Table 1. Composition of proficiency test panel used for EQAP.

Panel preparation

For preparing the PT panel, early passage Madin-Darby canine kidney (MDCK) cells were infected with previously isolated seasonal influenza viruses. The viruses used for infection had a HA titer of 8–16. After infection, the cells were incubated at 37°C for 3 days in 5% CO2 or until the CPE appeared. The culture supernatant was harvested and clarified of cell debris by centrifugation at 10,000 rpm at 4°C. Each virus harvest was antigenically characterized by Haemagglutination assay (HA) and Haemagglutination inhibition assay (HI), as per the protocol described in the WHO manual (16), to determine the HA titer and confirm the subtype of each virus. Once characterized, each virus was heat-inactivated at 50°C for 30 min. The confirmation of complete inactivation was done by three passages of the inactivated virus in MDCK cells. Once confirmed, the viruses were aliquoted in 1 mL aliquots and stored frozen, until shipped, at −80°C. In addition to seasonal influenza viruses, avian influenza A(H9N2) was grown in eggs and gamma irradiated to inactivate the virus (17).

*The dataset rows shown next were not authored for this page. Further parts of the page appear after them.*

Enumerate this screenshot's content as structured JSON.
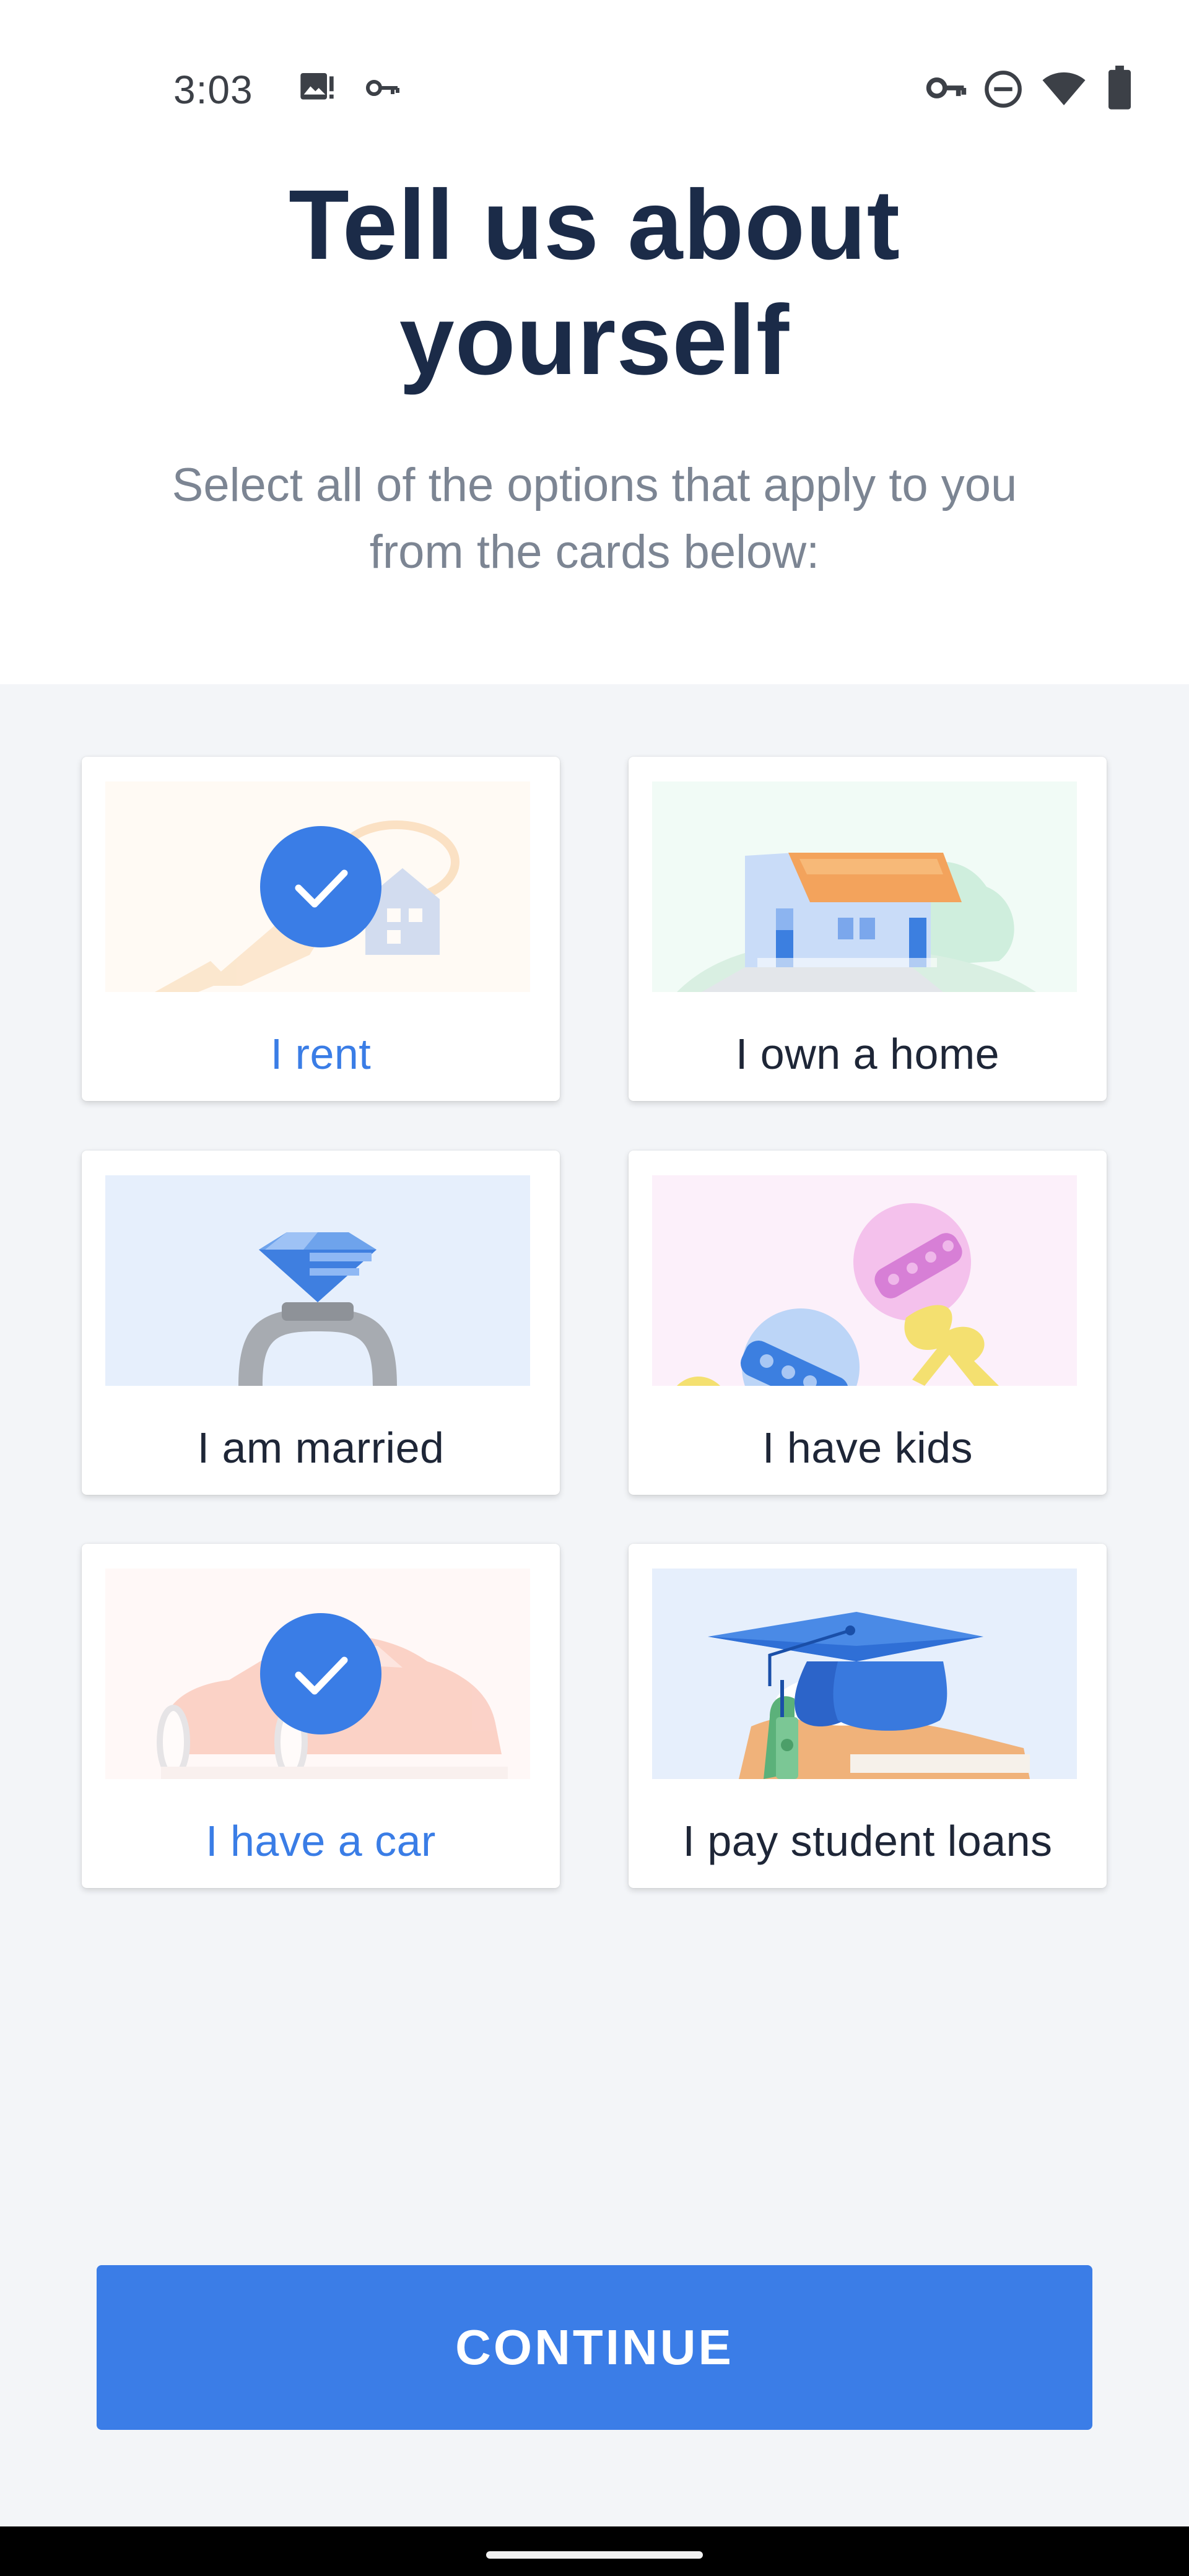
{
  "status_bar": {
    "time": "3:03",
    "left_icons": [
      "image-alert-icon",
      "key-icon"
    ],
    "right_icons": [
      "vpn-key-icon",
      "do-not-disturb-icon",
      "wifi-icon",
      "battery-icon"
    ]
  },
  "header": {
    "title_line1": "Tell us about",
    "title_line2": "yourself",
    "subtitle_line1": "Select all of the options that apply to you",
    "subtitle_line2": "from the cards below:"
  },
  "cards": [
    {
      "label": "I rent",
      "selected": true,
      "icon": "keys-illustration"
    },
    {
      "label": "I own a home",
      "selected": false,
      "icon": "house-illustration"
    },
    {
      "label": "I am married",
      "selected": false,
      "icon": "ring-illustration"
    },
    {
      "label": "I have kids",
      "selected": false,
      "icon": "rattle-illustration"
    },
    {
      "label": "I have a car",
      "selected": true,
      "icon": "car-illustration"
    },
    {
      "label": "I pay student loans",
      "selected": false,
      "icon": "graduation-cap-illustration"
    }
  ],
  "continue_button": {
    "label": "CONTINUE"
  },
  "colors": {
    "accent": "#3b7de7",
    "title": "#1b2b48",
    "subtitle": "#7c8593",
    "background_grey": "#f3f5f8"
  }
}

The SARS-CoV-2 (Delta variant B.1.617.2) was received as an inactivated virus from the high containment lab at NIV-Pune (personal communication).

Result submission and scoring

The key of each combination, based on the results assigned by the apex laboratory ICMR-NIV, was with ICMR-HQ. Each participating laboratory entered results online at the ILI/SARI surveillance portal that is in routine use to capture the surveillance data (10). The ICMR-HQ decoded the results submitted by the laboratories and computed the concordance scores. The scoring was done based only on the results of 10 samples of section one. Each sample was worth a score of 10. For samples no. 1, 2, 4, 6, 8, and 10 (influenza positive), each sample was assessed on two parameters: differentiation of influenza A and influenza B, and identification of subtypes of influenza A or influenza B (each correct reporting fetched a score of 5 each). The sample that had an unusual subtype was to be identified and reported as influenza A un-subtyped. Performance on antiviral susceptibility samples (sample no. 11 and 12) was not considered while computing the scores. These samples were used only to provide feedback on the quality of testing of the laboratory. Each laboratory that scored 90% concordance or more was considered as passing the EQAP.

Results

This was a qualitative EQAP. Semi-quantitative results (Ct value) were used for reference only.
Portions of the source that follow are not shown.